Few media executives have embraced television’s digital future more than Jeff Bewkes. The chief executive officer of media giant Time Warner Inc. was an early promoter of making shows available anytime on any device. He’s started selling HBO to cord-cutters who don’t pay for cable. And this week, Time Warner bought a 10 percent stake in Hulu LLC, helping the online video service compete with the likes of Netflix Inc. and Comcast Corp.
Seated in a Time Warner Center conference room overlooking Manhattan’s Central Park last month, Bewkes said his company is well-positioned for a shifting landscape that’s no longer just about making shows and movies but also about finding the most profitable way to sell them.
“There’s more innovation in business models than there was five or 10 years ago,” Bewkes said. “It’s becoming global and it’s becoming technologically enhanced with video on demand. That means the distribution models change.”
But Bewkes’s strategy only works if Time Warner has a stable of hits, and the 64-year-old executive is entering a critical stretch that will test his company and potentially cement his legacy. HBO can only ride the success of “Game of Thrones” for two more seasons and must find a new show to carry the mantle. The Warner Bros. movie studio is banking on a new group of DC Comics superheroes to win over audiences after “Batman vs Superman” failed to reach the heights of Walt Disney Co.’s Marvel movies. And Turner’s collection of cable networks must get into more ambitious programming after years of relying on “Law & Order” and “Big Bang Theory” reruns.
Under Bewkes’s eight-year tenure as CEO, Time Warner has been reshaped to focus on the business of Hollywood, with former units AOL, Time Warner Cable and magazine publisher Time Inc. spun off into independent companies. Shrinking Time Warner was “a strategy that Jeff had been thinking about for a long time before he became CEO,” said Don Logan, who used to run the publishing division.
“He was always trying to stay one step ahead of where he needed to be five years downstream,” Logan said. “He looked at all the changes going on with cable and believed they had more flexibility if they controlled the content rather than the distribution.”
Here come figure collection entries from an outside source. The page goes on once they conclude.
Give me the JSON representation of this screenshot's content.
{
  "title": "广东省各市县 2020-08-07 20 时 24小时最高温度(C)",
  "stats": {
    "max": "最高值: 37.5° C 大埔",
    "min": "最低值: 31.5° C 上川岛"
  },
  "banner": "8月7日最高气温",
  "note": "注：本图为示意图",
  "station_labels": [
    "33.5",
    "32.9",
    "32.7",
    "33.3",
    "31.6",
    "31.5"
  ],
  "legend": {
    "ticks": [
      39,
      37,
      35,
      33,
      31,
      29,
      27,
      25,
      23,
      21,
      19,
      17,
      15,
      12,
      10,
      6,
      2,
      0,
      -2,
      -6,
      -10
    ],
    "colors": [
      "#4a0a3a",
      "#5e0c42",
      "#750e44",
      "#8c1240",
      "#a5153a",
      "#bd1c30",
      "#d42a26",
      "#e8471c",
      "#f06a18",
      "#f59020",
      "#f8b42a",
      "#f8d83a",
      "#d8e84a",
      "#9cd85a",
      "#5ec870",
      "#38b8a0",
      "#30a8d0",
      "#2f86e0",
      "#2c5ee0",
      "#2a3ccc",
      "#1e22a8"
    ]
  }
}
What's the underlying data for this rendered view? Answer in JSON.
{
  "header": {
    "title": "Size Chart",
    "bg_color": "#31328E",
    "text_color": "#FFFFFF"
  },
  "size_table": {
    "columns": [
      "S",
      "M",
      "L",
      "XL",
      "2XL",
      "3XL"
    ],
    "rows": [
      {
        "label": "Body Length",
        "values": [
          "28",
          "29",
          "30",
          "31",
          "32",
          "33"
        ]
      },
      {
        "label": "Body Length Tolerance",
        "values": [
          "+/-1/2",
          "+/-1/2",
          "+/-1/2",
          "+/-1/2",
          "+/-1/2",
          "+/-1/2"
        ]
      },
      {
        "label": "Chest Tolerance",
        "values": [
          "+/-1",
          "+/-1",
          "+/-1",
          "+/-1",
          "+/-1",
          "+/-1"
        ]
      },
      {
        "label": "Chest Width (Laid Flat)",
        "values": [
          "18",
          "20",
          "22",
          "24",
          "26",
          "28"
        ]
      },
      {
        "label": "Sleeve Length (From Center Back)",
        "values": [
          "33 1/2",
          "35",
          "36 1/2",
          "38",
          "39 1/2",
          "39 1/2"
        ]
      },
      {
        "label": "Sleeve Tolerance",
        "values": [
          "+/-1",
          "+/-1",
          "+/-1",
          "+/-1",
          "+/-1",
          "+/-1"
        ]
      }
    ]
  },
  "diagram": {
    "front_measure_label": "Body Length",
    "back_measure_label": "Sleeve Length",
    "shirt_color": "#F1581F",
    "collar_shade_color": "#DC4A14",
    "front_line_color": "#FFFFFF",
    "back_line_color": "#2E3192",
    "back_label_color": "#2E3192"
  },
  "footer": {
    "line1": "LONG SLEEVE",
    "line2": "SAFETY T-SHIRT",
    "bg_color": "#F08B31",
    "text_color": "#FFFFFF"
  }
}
Now Bewkes is steering Time Warner through a period of seismic change in the entertainment industry. Netflix and Amazon.com Inc. are spending extravagant sums on shows and movies, forcing traditional TV networks to keep up and consider delivering online services directly to consumers, as HBO has done. Cable companies are under pressure to offer cheaper plans with fewer channels, meaning networks need to prove their content is vital to avoid being cut from the basic lineup.